Выбирая род смерти, О. М. использовал замечательное свойство наших руководителей: их безмерное, почти суеверное уважение к поэзии: «Чего ты жалуешься, – говорил он, – поэзию уважают только у нас – за нее убивают. Ведь больше нигде за поэзию не убивают»…
О. М. в витрине рассматривал портреты и сказал, что боится только человеческих рук. Жирные пальцы в стихах – несомненный отголосок истории Демьяна; недаром тот испугался и посоветовал Пастернаку не вмешиваться в это дело. Тонкую шею О. М. приметил у Молотова – она торчала из воротничка, увенчанная маленькой головкой. «Как у кота», – сказал О. М., показывая мне портрет. Честь оживления слова «тонкошеий» принадлежит Кузину. Он развлекался столкновением трех «е» в среднем роде этого прилагательного: тонкошеее животное…
Первые слушатели этих стихов приходили в ужас и умоляли О. М. забыть их. К тому же самоочевидность этой правды уменьшала для современников ценность стихотворения. В последние годы я замечаю сочувственную реакцию у слушателей. Кое-кто спрашивает меня, каким образом уже в 34 году О. М. все понял – нет ли ошибки в датировке? Это люди, принявшие официальную версию: все шло хорошо до ежовщины, а в сущности, и ежовщина не так плоха, а просто к старости, уже после войны, старик обезумел и наделал бед… Впрочем, эта версия уже отжила срок, и правда постепенно просачивается. Но мы продолжаем идеализировать двадцатые годы, а к ним прихватываем еще и кусочек тридцатых. И это упорно у нас бытует. Старые поколения вымирали, не успев ничего сказать. Нынешние старики, даже побывавшие в лагерях, по-прежнему твердят о своей цветущей молодости, которая оборвалась только с их арестом. Что будут думать наши внуки, если все мы молча уйдем?
Среди современников я зарегистрировала три обособленных мнения о стихах о Сталине. Кузин считал, что О. М. не имел права их писать, потому что О. М. в общем положительно относился к революции. Он обвинял О. М. в непоследовательности: принял революцию, так получай своего вождя и не жалуйся… В этом есть своя дубовая логика. Но я не понимаю, как Кузин, любивший и наизусть знавший стихи и прозу – на старости он об этом забыл и даже написал Морозову, что никогда «Путешествие в Армению» не читал, – не заметил раздвоенности и вечных метаний О. М. Очевидно, люди с трудом понимают замаскированные или даже слегка прикрытые высказывания. Им нужно, чтобы все било прямо в лоб. Иногда мне кажется, что О. М. пошел на такое «лобовое» высказывание, потому что устал от глухоты своих слушателей, которые твердили: какие прекрасные стихи, но при чем здесь политика?! Почему их не печатают?
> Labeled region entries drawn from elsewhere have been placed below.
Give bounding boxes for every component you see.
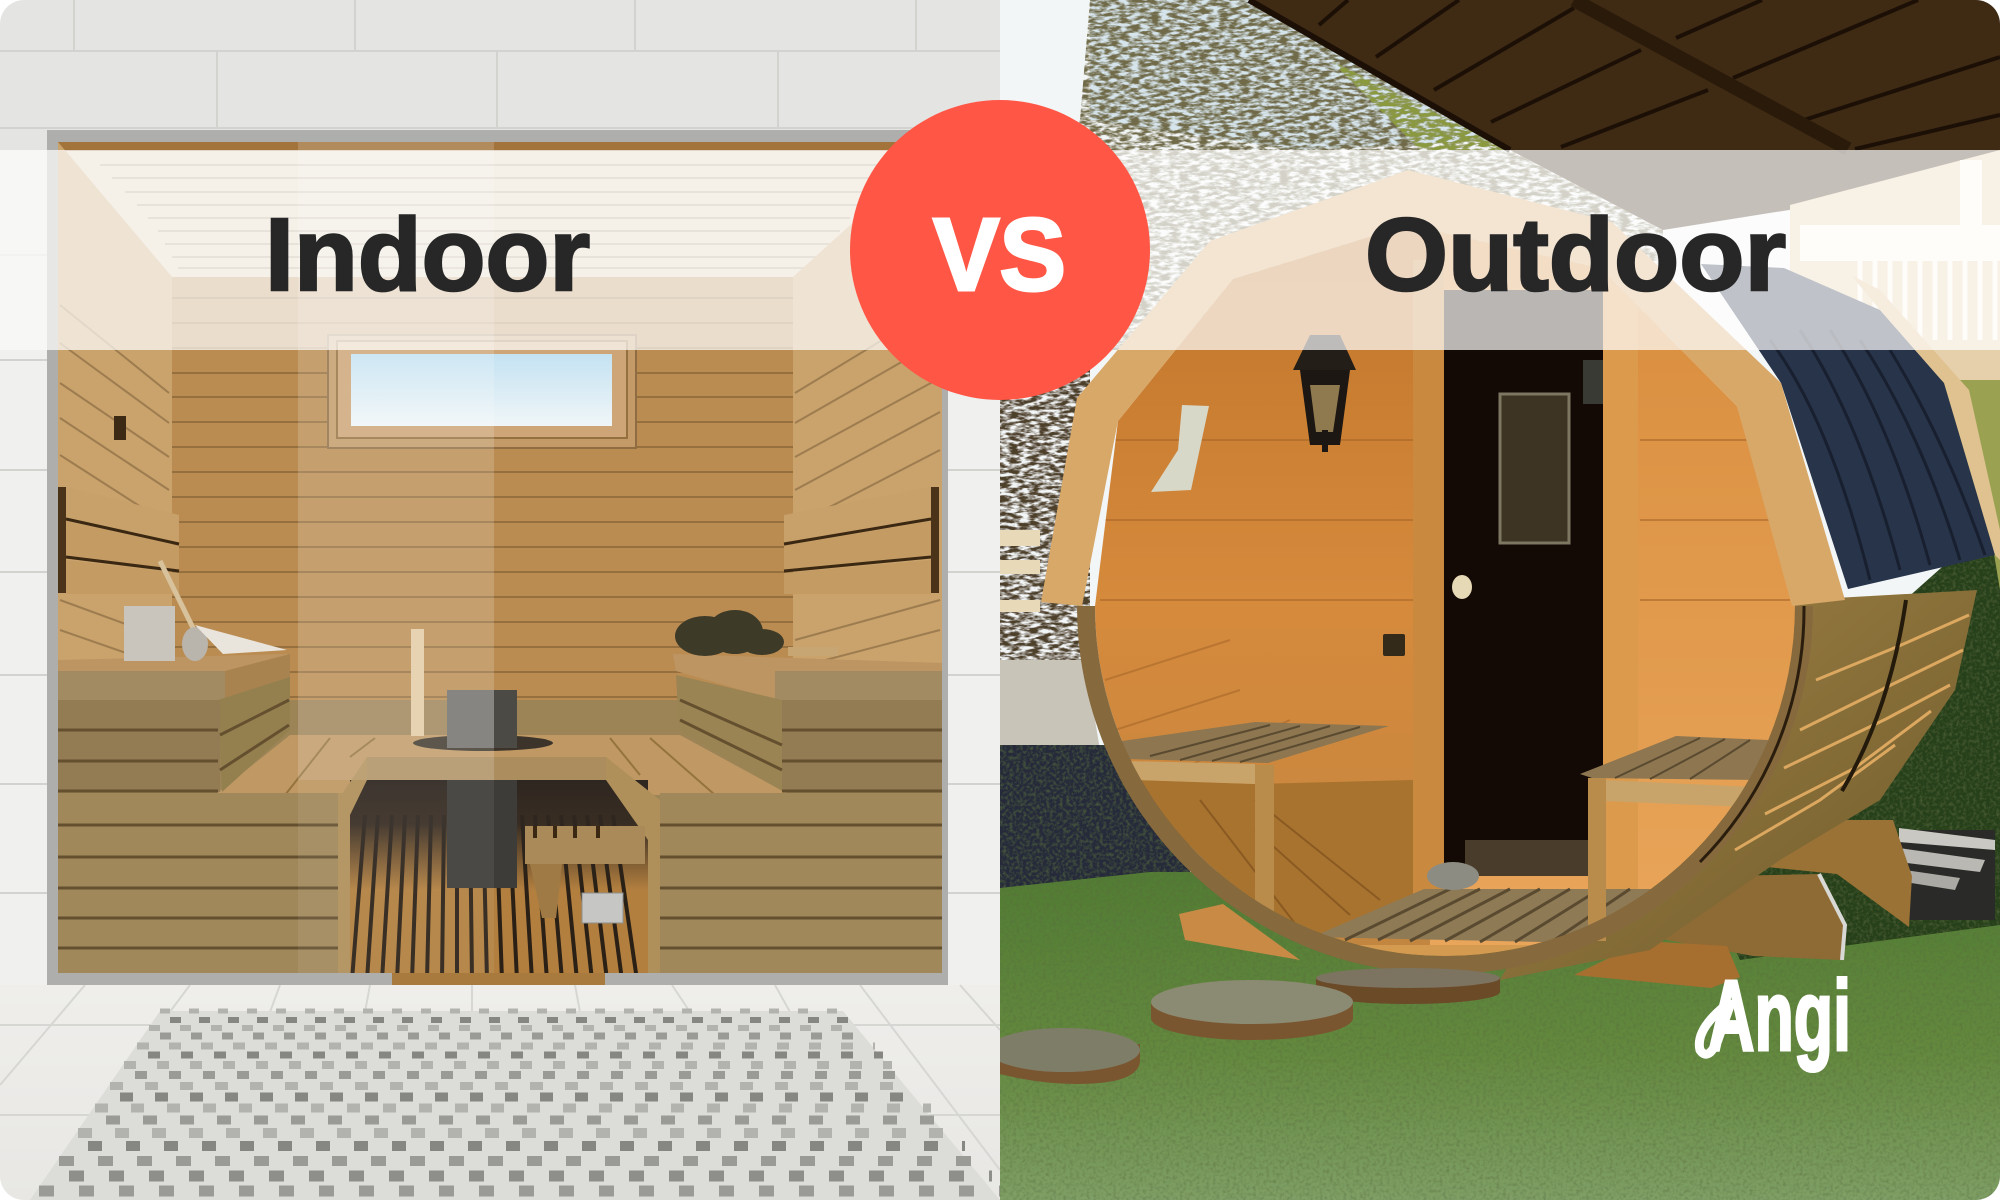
sauna frame — [47, 130, 948, 985]
right lower bench — [660, 793, 942, 950]
water bucket and ladle — [124, 561, 287, 661]
right bench — [1580, 736, 1768, 941]
evergreen highlight — [1330, 60, 1510, 150]
roof overhang — [1249, 0, 2000, 230]
right backrest — [784, 487, 939, 594]
wooden pallet — [1899, 828, 1995, 920]
lower wall planks — [1200, 800, 1380, 930]
pale blue sky patch — [1090, 0, 1500, 150]
fence — [1000, 530, 1040, 612]
interior walls — [1090, 220, 1800, 990]
door frame — [1413, 260, 1444, 900]
background branches — [1000, 350, 1090, 670]
mosaic rug — [30, 1011, 1000, 1200]
heading: Indoor: Indoor — [265, 197, 590, 312]
under deck — [1325, 945, 1574, 965]
barrel side — [1500, 590, 1977, 980]
frame bottom rail — [350, 973, 648, 985]
right hedge — [1736, 380, 2000, 960]
wall notice — [1151, 405, 1209, 492]
wall switch — [1383, 634, 1405, 656]
heading: Outdoor: Outdoor — [1365, 197, 1786, 312]
shingled roof — [1701, 264, 1995, 589]
barrel ring — [1077, 606, 1813, 974]
marble floor — [0, 985, 1000, 1200]
sauna step stool — [525, 826, 645, 918]
panel: indoor sauna photo — [0, 0, 1000, 1200]
stump: far — [1316, 968, 1500, 1004]
glass reflection — [298, 142, 494, 985]
window — [328, 335, 636, 448]
slatted floor — [338, 757, 660, 983]
logo: Angi: Angi — [1708, 960, 1851, 1072]
left bench — [1115, 722, 1389, 921]
platform floor — [215, 735, 790, 795]
roof fascia — [1041, 170, 1845, 606]
sky — [1000, 0, 2000, 900]
right upper bench — [673, 654, 942, 792]
panel: outdoor sauna photo — [988, 0, 2000, 1200]
sauna pole — [411, 629, 424, 736]
VS badge: VS — [933, 197, 1066, 312]
left upper bench — [58, 654, 290, 792]
stone on deck — [1427, 862, 1479, 890]
stump: near — [988, 1028, 1140, 1084]
left lower bench — [58, 793, 342, 950]
sauna stove — [413, 690, 553, 888]
left side wall — [58, 142, 172, 660]
stump: middle — [1151, 980, 1353, 1040]
deck — [1312, 889, 1663, 943]
wall lantern — [1293, 335, 1356, 452]
VS badge — [850, 100, 1150, 400]
sauna ceiling — [58, 142, 942, 277]
sauna door — [1444, 290, 1603, 876]
logo: Angi — [1699, 960, 1851, 1072]
shadow under bench — [1137, 780, 1413, 940]
translucent heading band — [0, 150, 2000, 350]
tiled wall — [0, 0, 1000, 990]
glass door hinge — [582, 893, 623, 923]
back wall — [172, 277, 793, 747]
background tree — [1079, 0, 1663, 350]
gravel — [1000, 660, 1190, 895]
left backrest — [58, 487, 179, 594]
bench base — [58, 700, 942, 800]
foundation wedges — [1179, 820, 1912, 988]
right side wall — [793, 224, 942, 663]
balcony building — [1790, 150, 2000, 380]
birch whisk — [675, 610, 838, 656]
lawn — [1000, 872, 2000, 1200]
far fascia — [1851, 275, 2000, 560]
Эренбург не признавал стихов о Сталине. Он называл их «стишками», к ужасу милой и вежливой Любы, которая не знает, что другого слова для стихов у нас вообще не существовало. «Послушай стишок, – говорил О. М., – как он? Ничего?»… Илья Григорьевич считает их одно-плановыми и лобовыми, случайными в творчестве О. М.